No documento, a TI aponta o que vê como compra de apoio político com orçamento secreto, omissão do Procurador-Geral da República, Augusto Aras, e aparelhamento dos órgãos de controle.

O combate à corrupção, ao lado da política ambiental, são os dois maiores obstáculos para o acesso do Brasil à OCDE, um dos objetivos do presidente Jair Bolsonaro (PL).

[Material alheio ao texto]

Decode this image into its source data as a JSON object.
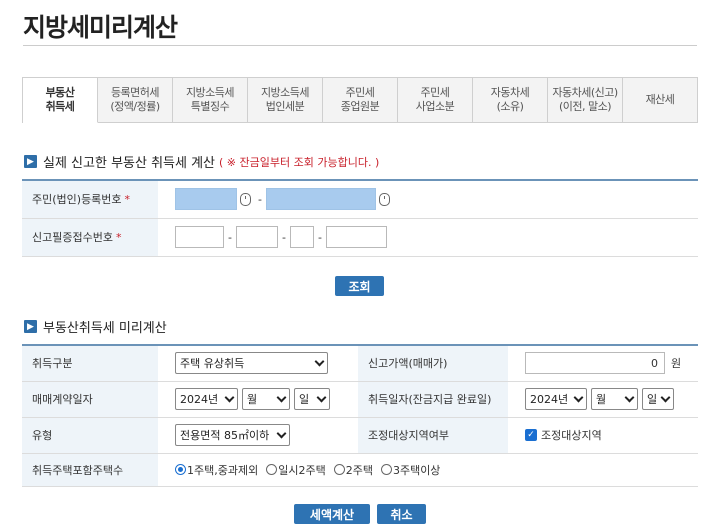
{
  "page_title": "지방세미리계산",
  "tabs": [
    {
      "label": "부동산\n취득세",
      "active": true
    },
    {
      "label": "등록면허세\n(정액/정률)",
      "active": false
    },
    {
      "label": "지방소득세\n특별징수",
      "active": false
    },
    {
      "label": "지방소득세\n법인세분",
      "active": false
    },
    {
      "label": "주민세\n종업원분",
      "active": false
    },
    {
      "label": "주민세\n사업소분",
      "active": false
    },
    {
      "label": "자동차세\n(소유)",
      "active": false
    },
    {
      "label": "자동차세(신고)\n(이전, 말소)",
      "active": false
    },
    {
      "label": "재산세",
      "active": false
    }
  ],
  "lookup": {
    "heading": "실제 신고한 부동산 취득세 계산",
    "notice": "( ※ 잔금일부터 조회 가능합니다. )",
    "id_label": "주민(법인)등록번호",
    "receipt_label": "신고필증접수번호",
    "required_mark": "*",
    "dash": "-",
    "button": "조회"
  },
  "calc": {
    "heading": "부동산취득세 미리계산",
    "acq_type_label": "취득구분",
    "acq_type_value": "주택 유상취득",
    "declared_price_label": "신고가액(매매가)",
    "declared_price_value": "0",
    "unit": "원",
    "contract_date_label": "매매계약일자",
    "acq_date_label": "취득일자(잔금지급 완료일)",
    "year_value": "2024년",
    "month_value": "월",
    "day_value": "일",
    "type_label": "유형",
    "type_value": "전용면적 85㎡이하",
    "adjust_label": "조정대상지역여부",
    "adjust_checkbox_label": "조정대상지역",
    "adjust_checked": true,
    "houses_label": "취득주택포함주택수",
    "house_options": [
      {
        "label": "1주택,중과제외",
        "selected": true
      },
      {
        "label": "일시2주택",
        "selected": false
      },
      {
        "label": "2주택",
        "selected": false
      },
      {
        "label": "3주택이상",
        "selected": false
      }
    ],
    "calc_button": "세액계산",
    "cancel_button": "취소"
  },
  "colors": {
    "accent": "#2e73b3",
    "masked_input": "#a8cbee",
    "required": "#c8202b"
  }
}
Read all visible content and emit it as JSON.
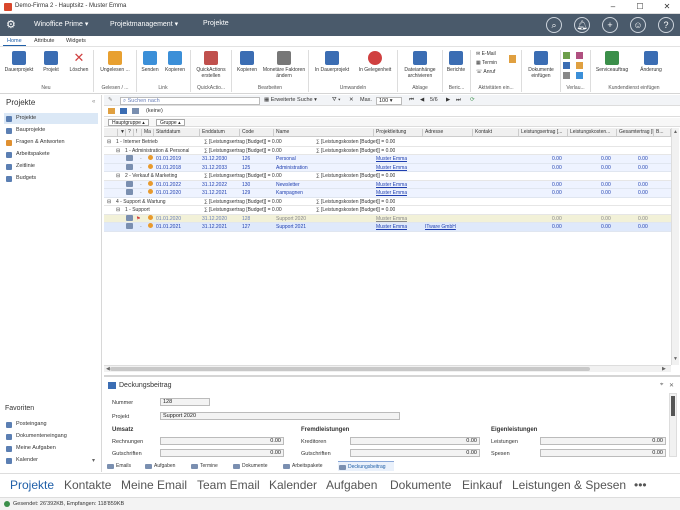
{
  "window": {
    "title": "Demo-Firma 2 - Hauptsitz - Muster Emma",
    "min": "–",
    "max": "☐",
    "close": "✕"
  },
  "header": {
    "app": "Winoffice Prime",
    "module": "Projektmanagement",
    "page": "Projekte"
  },
  "ribbon_tabs": [
    "Home",
    "Attribute",
    "Widgets"
  ],
  "ribbon": {
    "buttons": [
      {
        "label": "Dauerprojekt",
        "color": "#3b6db3"
      },
      {
        "label": "Projekt",
        "color": "#3b6db3"
      },
      {
        "label": "Löschen",
        "color": "#d04040"
      },
      {
        "label": "Ungelesen ...",
        "color": "#e8a030"
      },
      {
        "label": "Senden",
        "color": "#3b8fd8"
      },
      {
        "label": "Kopieren",
        "color": "#3b8fd8"
      },
      {
        "label": "QuickActions erstellen",
        "color": "#c0504d"
      },
      {
        "label": "Kopieren",
        "color": "#3b6db3"
      },
      {
        "label": "Monetäre Faktoren ändern",
        "color": "#777777"
      },
      {
        "label": "In Dauerprojekt",
        "color": "#3b6db3"
      },
      {
        "label": "In Gelegenheit",
        "color": "#d04040"
      },
      {
        "label": "Dateianhänge archivieren",
        "color": "#3b6db3"
      },
      {
        "label": "Berichte",
        "color": "#3b6db3"
      },
      {
        "label": "Dokumente einfügen",
        "color": "#3b6db3"
      },
      {
        "label": "Serviceauftrag",
        "color": "#3b8f4a"
      },
      {
        "label": "Änderung",
        "color": "#3b6db3"
      }
    ],
    "small": [
      "E-Mail",
      "Termin",
      "Anruf"
    ],
    "groups": [
      "Neu",
      "Gelesen / ...",
      "Link",
      "QuickActio...",
      "Bearbeiten",
      "Umwandeln",
      "Ablage",
      "Beric...",
      "Aktivitäten ein...",
      "Verlau...",
      "Kundendienst einfügen"
    ]
  },
  "leftnav": {
    "title": "Projekte",
    "items": [
      "Projekte",
      "Bauprojekte",
      "Fragen & Antworten",
      "Arbeitspakete",
      "Zeitlinie",
      "Budgets"
    ],
    "favorites_title": "Favoriten",
    "favorites": [
      "Posteingang",
      "Dokumenteneingang",
      "Meine Aufgaben",
      "Kalender"
    ]
  },
  "toolbar": {
    "search_placeholder": "Suchen nach",
    "advanced_search": "Erweiterte Suche",
    "max_label": "Max.",
    "max_value": "100",
    "page": "5/6",
    "filter_value": "(keine)"
  },
  "grouping": [
    "Hauptgruppe",
    "Gruppe"
  ],
  "columns": [
    "Ma",
    "Startdatum",
    "Enddatum",
    "Code",
    "Name",
    "Projektleitung",
    "Adresse",
    "Kontakt",
    "Leistungsertrag [...",
    "Leistungskosten...",
    "Gesamtertrag [B...",
    "B..."
  ],
  "rows": [
    {
      "type": "g1",
      "label": "1 - Interner Betrieb",
      "sum1": "∑ [Leistungsertrag [Budget]] = 0.00",
      "sum2": "∑ [Leistungskosten [Budget]] = 0.00"
    },
    {
      "type": "g2",
      "label": "1 - Administration & Personal",
      "sum1": "∑ [Leistungsertrag [Budget]] = 0.00",
      "sum2": "∑ [Leistungskosten [Budget]] = 0.00"
    },
    {
      "type": "d",
      "start": "01.01.2019",
      "end": "31.12.2030",
      "code": "126",
      "name": "Personal",
      "lead": "Muster Emma",
      "addr": "",
      "v1": "0.00",
      "v2": "0.00",
      "v3": "0.00"
    },
    {
      "type": "d",
      "start": "01.01.2018",
      "end": "31.12.2033",
      "code": "125",
      "name": "Administration",
      "lead": "Muster Emma",
      "addr": "",
      "v1": "0.00",
      "v2": "0.00",
      "v3": "0.00"
    },
    {
      "type": "g2",
      "label": "2 - Verkauf & Marketing",
      "sum1": "∑ [Leistungsertrag [Budget]] = 0.00",
      "sum2": "∑ [Leistungskosten [Budget]] = 0.00"
    },
    {
      "type": "d",
      "start": "01.01.2022",
      "end": "31.12.2022",
      "code": "130",
      "name": "Newsletter",
      "lead": "Muster Emma",
      "addr": "",
      "v1": "0.00",
      "v2": "0.00",
      "v3": "0.00"
    },
    {
      "type": "d",
      "start": "01.01.2020",
      "end": "31.12.2021",
      "code": "129",
      "name": "Kampagnen",
      "lead": "Muster Emma",
      "addr": "",
      "v1": "0.00",
      "v2": "0.00",
      "v3": "0.00"
    },
    {
      "type": "g1",
      "label": "4 - Support & Wartung",
      "sum1": "∑ [Leistungsertrag [Budget]] = 0.00",
      "sum2": "∑ [Leistungskosten [Budget]] = 0.00"
    },
    {
      "type": "g2",
      "label": "1 - Support",
      "sum1": "∑ [Leistungsertrag [Budget]] = 0.00",
      "sum2": "∑ [Leistungskosten [Budget]] = 0.00"
    },
    {
      "type": "sel",
      "start": "01.01.2020",
      "end": "31.12.2020",
      "code": "128",
      "name": "Support 2020",
      "lead": "Muster Emma",
      "addr": "",
      "v1": "0.00",
      "v2": "0.00",
      "v3": "0.00"
    },
    {
      "type": "d",
      "start": "01.01.2021",
      "end": "31.12.2021",
      "code": "127",
      "name": "Support 2021",
      "lead": "Muster Emma",
      "addr": "ITware GmbH",
      "v1": "0.00",
      "v2": "0.00",
      "v3": "0.00"
    }
  ],
  "detail": {
    "title": "Deckungsbeitrag",
    "nummer_label": "Nummer",
    "nummer": "128",
    "projekt_label": "Projekt",
    "projekt": "Support 2020",
    "umsatz": "Umsatz",
    "rechnungen": "Rechnungen",
    "gutschriften": "Gutschriften",
    "fremd": "Fremdleistungen",
    "kreditoren": "Kreditoren",
    "fremd_gutschriften": "Gutschriften",
    "eigen": "Eigenleistungen",
    "leistungen": "Leistungen",
    "spesen": "Spesen",
    "zero": "0.00",
    "tabs": [
      "Emails",
      "Aufgaben",
      "Termine",
      "Dokumente",
      "Arbeitspakete",
      "Deckungsbeitrag"
    ]
  },
  "bottomnav": [
    "Projekte",
    "Kontakte",
    "Meine Email",
    "Team Email",
    "Kalender",
    "Aufgaben",
    "Dokumente",
    "Einkauf",
    "Leistungen & Spesen",
    "•••"
  ],
  "status": "Gesendet: 26'392KB, Empfangen: 118'859KB"
}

O Brasil foi aceito oficialmente em janeiro deste ano para iniciar o processo de acessão à entidade.

A TI, que tem subsidiado as discussões do grupo antissuborno, pede no relatório, obtido pela reportagem, que o secretário-geral da OCDE leve em consideração a deterioração do arcabouço legal e institucional do Brasil ao avaliar a aptidão do país para aderir à entidade, "para que uma eventual acessão não signifique um endosso a práticas incompatíveis com as diretrizes" do órgão.

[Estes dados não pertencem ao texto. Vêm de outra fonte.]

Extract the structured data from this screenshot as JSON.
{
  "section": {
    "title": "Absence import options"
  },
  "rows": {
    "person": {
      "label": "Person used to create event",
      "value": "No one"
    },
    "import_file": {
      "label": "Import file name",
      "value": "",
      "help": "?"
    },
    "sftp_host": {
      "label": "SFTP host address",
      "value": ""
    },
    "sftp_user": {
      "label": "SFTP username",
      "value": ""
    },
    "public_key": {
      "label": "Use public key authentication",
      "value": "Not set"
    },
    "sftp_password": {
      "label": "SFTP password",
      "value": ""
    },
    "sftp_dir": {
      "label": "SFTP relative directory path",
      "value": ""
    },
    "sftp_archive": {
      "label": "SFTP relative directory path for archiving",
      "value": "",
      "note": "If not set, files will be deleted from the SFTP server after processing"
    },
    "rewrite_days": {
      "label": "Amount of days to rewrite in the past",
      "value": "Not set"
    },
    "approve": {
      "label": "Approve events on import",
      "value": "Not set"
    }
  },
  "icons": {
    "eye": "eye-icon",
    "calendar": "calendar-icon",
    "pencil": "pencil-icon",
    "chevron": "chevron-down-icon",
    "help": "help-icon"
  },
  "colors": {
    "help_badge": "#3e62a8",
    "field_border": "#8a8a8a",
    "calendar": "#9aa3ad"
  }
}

Ao longo do processo de acessão, que leva em média quatro anos, o Brasil precisa aderir a uma série de instrumentos, e os 38 países que integram a OCDE avaliarão o cumprimento deles.

No início de 2021, a OCDE, pela primeira vez, criou uma força tarefa especialmente dedicada ao monitoramento da corrupção no Brasil. A entidade citou preocupação com o fim "surpreendente" da Lava Jato, o uso da lei contra abuso de autoridade e as dificuldades no compartilhamento de informações de órgãos financeiros para investigações.

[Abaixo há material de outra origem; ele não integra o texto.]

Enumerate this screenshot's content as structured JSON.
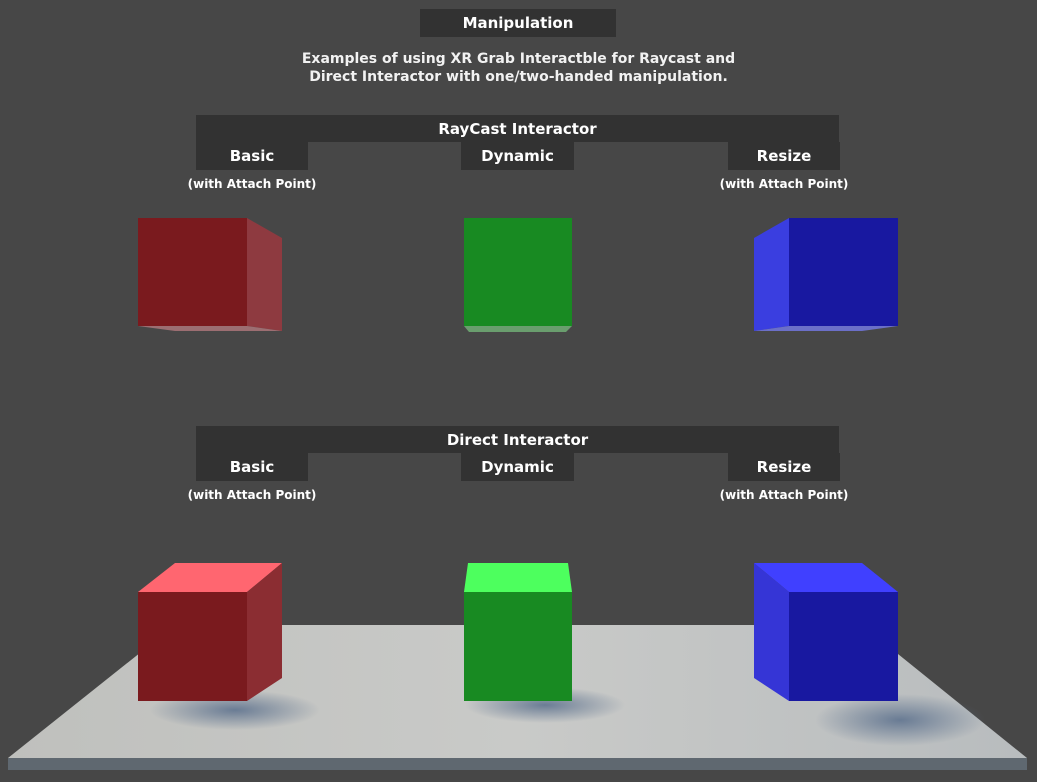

No relatório enviado ao grupo antissuborno, que está reunido em Paris nesta semana para avaliar países, a TI afirma que Bolsonaro "neutralizou os dois principais pilares políticos e legais do sistema de freios e contrapesos que limitam o poder e garantem responsabilização da Presidência da República. Essa arquitetura de impunidade se expande através da interferência sobre órgãos de controle".

Segundo Bruno Brandão, diretor-executivo da Transparência Internacional Brasil, é fundamental que o grupo antissuborno considere o descumprimento da convenção da OCDE contra corrupção pelo Brasil. "Queremos que o processo de acessão à OCDE seja uma oportunidade de reverter os retrocessos do Brasil no combate à corrupção", diz Brandão.

Em novembro do ano passado, Drago Kos, chefe do grupo antissuborno da OCDE, afirmou estar "preocupado" com o Brasil.

"Se você me perguntasse há três ou quatro anos sobre o combate à corrupção no Brasil, eu teria uma resposta muito simples: o Brasil é um dos melhores, provou que pode ir do zero na luta contra corrupção para 100% e isso podia ser dito sobre todas as instituições do país. Agora, há apenas alguns indivíduos e uma ou duas instituições engajadas no combate à corrupção", disse ele durante painel da Fundação FHC.

"O Brasil era um caso típico de um país altamente corrupto, que explodiu, no sentido positivo, provando, com a Lava Jato, que estaria disposto a lidar até com os casos mais difíceis de corrupção."

O relatório da TI cita também a decisão do STF (Supremo Tribunal Federal) de que a Justiça Eleitoral deve julgar crimes comuns (como corrupção e lavagem de dinheiro) que tenham conexão com crimes eleitorais.

"[A decisão] traz um impacto sistêmico para a capacidade do Brasil de investigar e julgar grandes esquemas de corrupção, já que muitos deles são ligados a financiamento ilegal de campanhas e, agora, ficam sob a competência da Justiça Eleitoral, que é menos especializada e tem menos recursos", diz o relatório.

O texto enviado à OCDE afirma que Aras "provou sua docilidade" com a classe política, e o presidente da Câmara, Arthur Lira, acumulou um "poder extraordinário" ao centralizar o controle do orçamento secreto.

"…Há a preocupação de que o convite [para iniciar o processo de acesso à OCDE] se dá em um momento de contínuo desmantelamento das estruturas que, durante anos, eram usadas para combater a corrupção, promover direitos humanos, preservar o meio ambiente e, em última instância, proteger a democracia no país."